The two portraits were made by different photographers, but both are cartes-de-visite and both were made in the city of Kursk, in southwestern Russia, near Ukraine. Both have inscriptions on the back dated January 1914. I assume they were given to a friend after an important event such as a graduation.
CDVs fell out of favor by 1900, as faster and easier photographic methods arose, so 1914 is very late for them. I suspect these were made some years earlier. The one above came from the studio of D.A. Abeldyaev (Д.А. Абельдяевъ):
I’ve attempted to read the dedications on both photos. Some key words on the one above eluded me, including the word “patient,” but a visitor to the blog offered assistance (see comment section below).
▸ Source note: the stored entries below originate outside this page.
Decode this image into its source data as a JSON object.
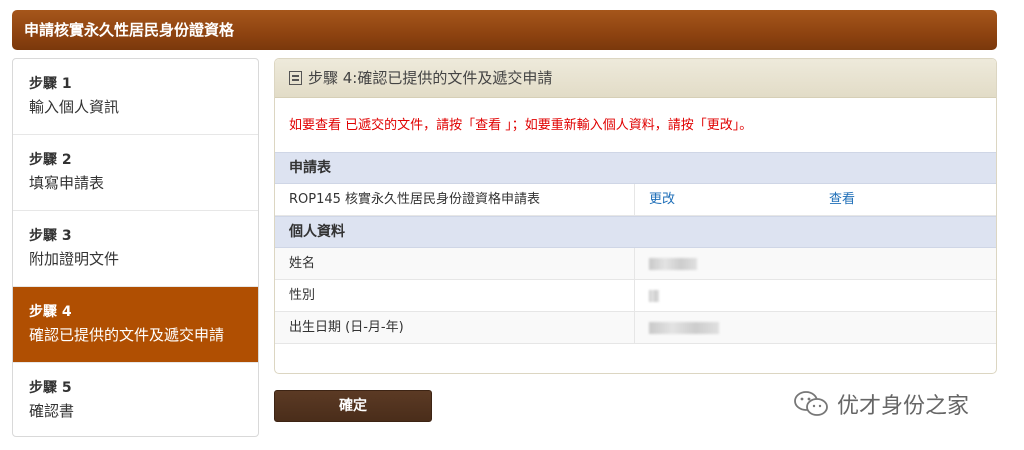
{
  "banner": {
    "title": "申請核實永久性居民身份證資格"
  },
  "sidebar": {
    "steps": [
      {
        "num": "步驟 1",
        "label": "輸入個人資訊"
      },
      {
        "num": "步驟 2",
        "label": "填寫申請表"
      },
      {
        "num": "步驟 3",
        "label": "附加證明文件"
      },
      {
        "num": "步驟 4",
        "label": "確認已提供的文件及遞交申請"
      },
      {
        "num": "步驟 5",
        "label": "確認書"
      }
    ],
    "active_index": 3
  },
  "panel": {
    "title": "步驟 4:確認已提供的文件及遞交申請",
    "notice": "如要查看 已遞交的文件，請按「查看 」；如要重新輸入個人資料，請按「更改」。",
    "form_section": {
      "heading": "申請表",
      "row": {
        "name": "ROP145 核實永久性居民身份證資格申請表",
        "edit_label": "更改",
        "view_label": "查看"
      }
    },
    "personal_section": {
      "heading": "個人資料",
      "fields": [
        {
          "label": "姓名"
        },
        {
          "label": "性別"
        },
        {
          "label": "出生日期 (日-月-年)"
        }
      ]
    }
  },
  "confirm_button": {
    "label": "確定"
  },
  "watermark": {
    "text": "优才身份之家"
  }
}
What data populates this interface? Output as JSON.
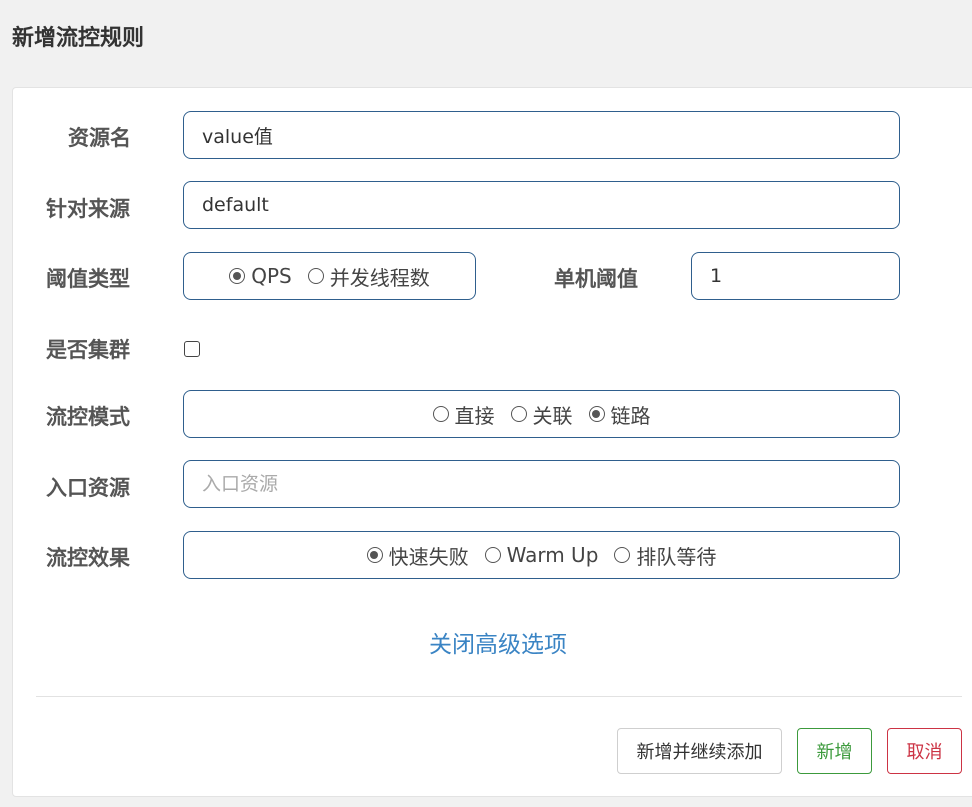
{
  "dialog": {
    "title": "新增流控规则"
  },
  "form": {
    "resource": {
      "label": "资源名",
      "value": "value值"
    },
    "source": {
      "label": "针对来源",
      "value": "default"
    },
    "threshold_type": {
      "label": "阈值类型",
      "options": [
        "QPS",
        "并发线程数"
      ],
      "selected": "QPS"
    },
    "single_threshold": {
      "label": "单机阈值",
      "value": "1"
    },
    "cluster": {
      "label": "是否集群",
      "checked": false
    },
    "mode": {
      "label": "流控模式",
      "options": [
        "直接",
        "关联",
        "链路"
      ],
      "selected": "链路"
    },
    "entry_resource": {
      "label": "入口资源",
      "value": "",
      "placeholder": "入口资源"
    },
    "effect": {
      "label": "流控效果",
      "options": [
        "快速失败",
        "Warm Up",
        "排队等待"
      ],
      "selected": "快速失败"
    },
    "advanced_toggle": "关闭高级选项"
  },
  "footer": {
    "add_continue_label": "新增并继续添加",
    "add_label": "新增",
    "cancel_label": "取消"
  },
  "colors": {
    "field_border": "#2f5f8d",
    "link": "#3a84c4",
    "add_button": "#3c9a3c",
    "cancel_button": "#cc3344"
  }
}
The young man in the portrait seems to be referring to medical training:
To my first patient, dear Se__, as a keepsake from [one who is] grateful for the experience of a Leib – a_____a.
S. Kishkin [С. Кишкинъ]
Remember the 6th of January 1914
8 Jan. 1914
Here’s the second portrait, from the studio of N. Chernyshev (Н. Чернышевъ):
The inscription on the back of this one is easier to read:
I love life because it presents us with the greatest obstacles.
Pavel Mochulsky [Павел Мочульский]
6 / I / 1914
Great obstacles lay ahead for Pavel and his comrades. The First World War would begin six months later, in July 1914, followed by revolution in 1917. In the Russian Civil War (1917-1922), most cadets sided with the monarchy against the communist forces. When their side was defeated, some left the country to spend the rest of their lives in exile abroad.
The two portraits were for sale together in England.